Devoro-te


Tu vais chegar numa manhã de sábado com o cabelo ainda bagunçado e os olhos pesados de sono. Pedirei-te pra entrar e oferecerei um café. Sentaremos-nos à mesa da cozinha e com calma permitiremos que nossos olhos cruzem a imensidão das nossas palavras não ditas, dos nossos erros, das falhas humanas de nossos corações. Tu reclamaras do meu café, dirá que está muito doce e afirmará que não sei preparar um café decente. E eu irei rir de tuas reclamações já costumeiras, rir da tua cara, do tom da tua voz, e de ti, que mesmo a reclamar continua com a xícara cheia, beliscando aos poucos o negro liquido que te ofereci.
Enquanto isso deixarei que o silêncio  confesse nossos erros, os acertos e a complexidade de nossos corações. Tu vais estar a repetir uma nova xícara de café mal sabendo que eu também te tomo aos goles, com calma, deliciando com o doce gosto de uma existência pouco conhecida. Porque eu te desvendo sem precisar tirar sua roupa. Tua alma se mostra aos meus olhos na mais integre das perfeições.
Vejo-te longe dos paramentos. Das comparações. Vejo-te sem máscaras, sorrisos forçados, sem atitudes propicias ao convívio social.
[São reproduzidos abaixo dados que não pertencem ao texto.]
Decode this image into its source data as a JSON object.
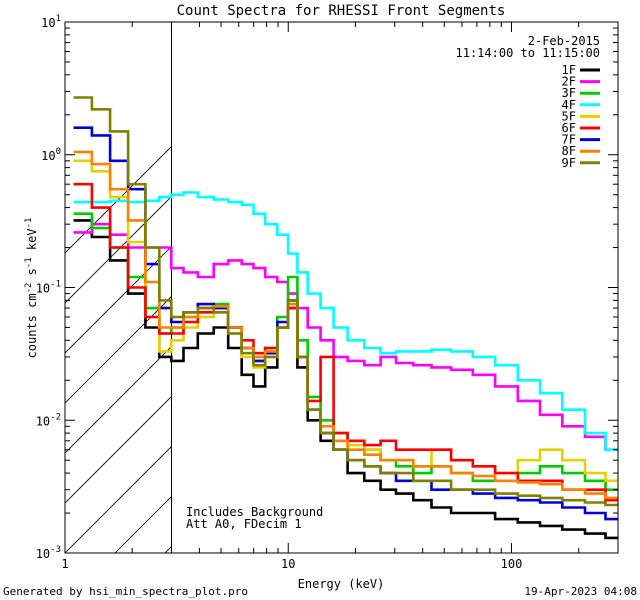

Tu és nesse momento um ser que ama com medo de errar a cada passo dado. Tu amas, sobretudo! Amas o amor que têm no peito. Esse amor louco, inconsequente, e que poucos –quase nenhum- dos teus consegue compreender verdadeiramente.
Ri. Falas alto. Brinca com todos e para todos tem palavras otimistas. Mas tu és complexo. É pensamentos embaralhados nas noites de insônia. É sonho acordado. É medo de não conseguir ser o que os outros precisam. Tu és acima de tudo e de qualquer fato, medo! Teme abandono, solidão. Teme ser a última das opções a ser escolhida. E teme amar e ter como recompensa o vazio.
Compreendo-te. Tu és neste instante de uma manhã de sábado silêncio, mas ainda sim ao olhar teus olhos que desviam dos meus eu decifro tua complexidade. Eu amo teus abismos. Amo tuas falhas, tuas tortas tentativas de acertos.  E compreendo.
Então fica. Vamos ver o fim deste sábado, o início da noite, a nova manhã de um domingo que surge sobre o frio da madrugada. Fica. Podemos começar nossa semana dividindo a mesma cama. Faço-te cafuné enquanto dormes. Leio poesias. Falo do mundo. Prometo não reclamar, mas fica, permita-me desvendar teus olhos. Serei o cheiro que teu corpo precisa. Fica, ainda que eu não saiba fazer um café do teu agrado, por ti aprendo o certo. No café, na vida. No amor.